Il nous apparait aujourd’hui que les initiatives qui pourraient partir de bonnes intentions sont souvent irréfléchies et conduisent les personnes qui bénéficient de leur aide dans des situations pires que celles qu’ils et elles ont quittées. Et souvent sans espoir de retour ; les dernières économies étant passées dans le transport de toute la famille vers le nord.

Sans coordination, sans humble reconnaissance de non compétences en la matière, l’aide humanitaire n’est plus qu’un leurre qui profite aux passeurs et aux associations qui en vivent.

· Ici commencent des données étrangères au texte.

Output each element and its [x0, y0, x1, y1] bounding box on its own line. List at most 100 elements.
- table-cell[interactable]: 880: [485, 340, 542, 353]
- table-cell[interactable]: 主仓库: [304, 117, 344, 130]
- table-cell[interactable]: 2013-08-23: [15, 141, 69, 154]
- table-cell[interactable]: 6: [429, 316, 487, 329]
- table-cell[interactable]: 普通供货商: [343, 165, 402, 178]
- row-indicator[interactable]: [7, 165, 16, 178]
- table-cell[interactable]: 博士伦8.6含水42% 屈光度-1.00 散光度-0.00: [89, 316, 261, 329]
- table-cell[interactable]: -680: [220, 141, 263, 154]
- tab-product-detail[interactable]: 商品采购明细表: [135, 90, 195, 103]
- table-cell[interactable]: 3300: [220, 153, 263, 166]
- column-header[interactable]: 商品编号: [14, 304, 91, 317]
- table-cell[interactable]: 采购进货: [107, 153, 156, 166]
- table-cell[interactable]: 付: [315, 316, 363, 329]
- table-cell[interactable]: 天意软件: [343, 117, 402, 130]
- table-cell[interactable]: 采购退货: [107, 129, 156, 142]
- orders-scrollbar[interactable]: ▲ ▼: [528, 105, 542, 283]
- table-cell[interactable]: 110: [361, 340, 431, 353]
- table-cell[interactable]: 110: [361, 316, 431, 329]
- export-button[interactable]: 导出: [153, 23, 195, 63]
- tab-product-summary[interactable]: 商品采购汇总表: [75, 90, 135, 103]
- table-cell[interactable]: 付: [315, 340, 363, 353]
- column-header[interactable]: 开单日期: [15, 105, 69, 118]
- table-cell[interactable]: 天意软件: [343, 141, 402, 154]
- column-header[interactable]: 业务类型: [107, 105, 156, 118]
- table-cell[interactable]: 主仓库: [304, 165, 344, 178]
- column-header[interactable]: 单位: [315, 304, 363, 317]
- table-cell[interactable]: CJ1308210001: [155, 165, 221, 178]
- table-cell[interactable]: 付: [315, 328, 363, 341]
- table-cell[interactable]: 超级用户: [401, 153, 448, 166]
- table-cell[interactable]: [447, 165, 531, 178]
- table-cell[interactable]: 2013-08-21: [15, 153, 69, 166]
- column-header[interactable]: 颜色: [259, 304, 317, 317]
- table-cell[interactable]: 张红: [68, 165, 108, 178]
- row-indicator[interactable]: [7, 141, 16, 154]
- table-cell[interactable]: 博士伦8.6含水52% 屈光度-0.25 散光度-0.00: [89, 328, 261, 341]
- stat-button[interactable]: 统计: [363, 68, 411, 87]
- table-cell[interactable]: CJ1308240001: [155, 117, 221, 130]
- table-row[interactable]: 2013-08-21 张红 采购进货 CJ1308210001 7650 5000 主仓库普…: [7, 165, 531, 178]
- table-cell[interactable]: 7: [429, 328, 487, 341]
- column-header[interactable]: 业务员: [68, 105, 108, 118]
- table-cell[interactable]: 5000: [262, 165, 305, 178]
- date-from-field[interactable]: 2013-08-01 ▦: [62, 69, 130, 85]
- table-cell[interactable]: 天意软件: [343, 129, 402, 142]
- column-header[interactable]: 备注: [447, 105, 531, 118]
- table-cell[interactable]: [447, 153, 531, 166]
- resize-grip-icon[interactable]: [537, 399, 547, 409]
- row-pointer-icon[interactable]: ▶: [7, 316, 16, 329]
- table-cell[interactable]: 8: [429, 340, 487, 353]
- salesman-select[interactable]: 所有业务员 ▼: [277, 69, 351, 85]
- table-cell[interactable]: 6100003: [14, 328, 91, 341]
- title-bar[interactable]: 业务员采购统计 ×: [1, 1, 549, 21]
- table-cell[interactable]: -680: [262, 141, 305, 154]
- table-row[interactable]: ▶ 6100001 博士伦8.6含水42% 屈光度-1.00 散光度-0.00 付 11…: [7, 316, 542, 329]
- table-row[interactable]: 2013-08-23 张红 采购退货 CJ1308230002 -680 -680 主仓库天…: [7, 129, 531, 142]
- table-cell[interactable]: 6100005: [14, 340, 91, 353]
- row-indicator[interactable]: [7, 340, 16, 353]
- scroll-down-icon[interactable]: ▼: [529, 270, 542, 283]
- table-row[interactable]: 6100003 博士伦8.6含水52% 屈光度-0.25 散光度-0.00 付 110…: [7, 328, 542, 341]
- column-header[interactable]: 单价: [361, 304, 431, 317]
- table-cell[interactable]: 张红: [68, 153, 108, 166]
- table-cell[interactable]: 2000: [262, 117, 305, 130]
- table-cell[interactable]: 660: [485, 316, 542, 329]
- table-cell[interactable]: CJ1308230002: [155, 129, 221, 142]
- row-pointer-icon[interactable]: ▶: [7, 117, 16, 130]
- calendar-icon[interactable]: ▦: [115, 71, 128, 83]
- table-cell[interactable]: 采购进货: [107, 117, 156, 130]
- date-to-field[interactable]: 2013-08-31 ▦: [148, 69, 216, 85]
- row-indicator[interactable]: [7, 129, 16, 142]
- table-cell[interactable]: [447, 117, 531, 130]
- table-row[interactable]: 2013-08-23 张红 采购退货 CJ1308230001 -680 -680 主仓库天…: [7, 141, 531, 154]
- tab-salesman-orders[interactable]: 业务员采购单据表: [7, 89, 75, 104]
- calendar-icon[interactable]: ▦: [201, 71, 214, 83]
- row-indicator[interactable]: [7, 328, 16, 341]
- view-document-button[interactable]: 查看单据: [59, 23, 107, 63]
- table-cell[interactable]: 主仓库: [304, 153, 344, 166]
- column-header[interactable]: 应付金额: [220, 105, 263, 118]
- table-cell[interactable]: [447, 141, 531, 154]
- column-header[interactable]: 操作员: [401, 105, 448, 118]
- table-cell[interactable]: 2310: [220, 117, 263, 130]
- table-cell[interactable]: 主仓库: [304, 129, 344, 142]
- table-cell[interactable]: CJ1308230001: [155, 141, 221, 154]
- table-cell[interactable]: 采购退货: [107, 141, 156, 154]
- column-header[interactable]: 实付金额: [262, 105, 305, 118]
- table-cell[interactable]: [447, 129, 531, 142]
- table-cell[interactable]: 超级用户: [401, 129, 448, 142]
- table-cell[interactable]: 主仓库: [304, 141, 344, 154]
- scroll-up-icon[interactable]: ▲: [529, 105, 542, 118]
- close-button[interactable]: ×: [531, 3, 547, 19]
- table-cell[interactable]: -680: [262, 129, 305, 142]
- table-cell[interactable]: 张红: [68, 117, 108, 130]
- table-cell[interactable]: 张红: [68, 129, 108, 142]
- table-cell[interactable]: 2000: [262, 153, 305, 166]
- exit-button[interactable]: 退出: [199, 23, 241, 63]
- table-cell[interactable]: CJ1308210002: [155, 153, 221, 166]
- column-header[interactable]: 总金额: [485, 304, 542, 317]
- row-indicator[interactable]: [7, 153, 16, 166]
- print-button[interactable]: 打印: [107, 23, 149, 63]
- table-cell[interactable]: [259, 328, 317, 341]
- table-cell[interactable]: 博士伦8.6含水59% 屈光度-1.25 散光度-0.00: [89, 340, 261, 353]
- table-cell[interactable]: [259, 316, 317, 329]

Il est temps de réveiller les membres de nos institutions et de nos églises qui œuvrent   dans ce sens sans se soucier des conséquences de leurs actions ; pour qui le taux de dépenses est le seul critère de réussite de leurs actions. Des Hommes, des femmes et de plus en plus d’enfants sont victimes de telles façons de penser et d’agir plus qu’ils n’en sont bénéficiaires ; mais aucun ne pourra porter plainte. Ils continueront à croire que l’aumône qui leur est faite peut leur sauver la vie. La situation de survie dans laquelle ils se trouvent ne leur donne pas le luxe d’une autre forme de réflexion.

Nous ne disons pas que quiconque le peut n’est pas en devoir d’aider ces réfugiés. Mais il est préférable de confier l’aide financière ou nutritionnelle disponible à ceux et celles qui peuvent le mieux aider les populations maliennes présentent dans le sud algérien. Unir les forces et les moyens pour permettre une action coordonnée et efficace, soucieuse du réel bien être des personnes et de leur avenir qui est surement un retour dans leur pays. Il ne s’agit pas d’aide aux migrants, mais d’une aide à personne déplacée. Cela ne se gère pas de la même façon. Personne ne peut dans le monde aujourd’hui s’improviser dans l’aide massive d’urgence sans être vite débordé ou passer à coté de conséquences néfastes d’une action éphémère sans aucune vision d’avenir. Le contexte socio culturel de ces personnes doit aussi être pris en compte. Bien des paramètres qui ne peuvent pas être évacués.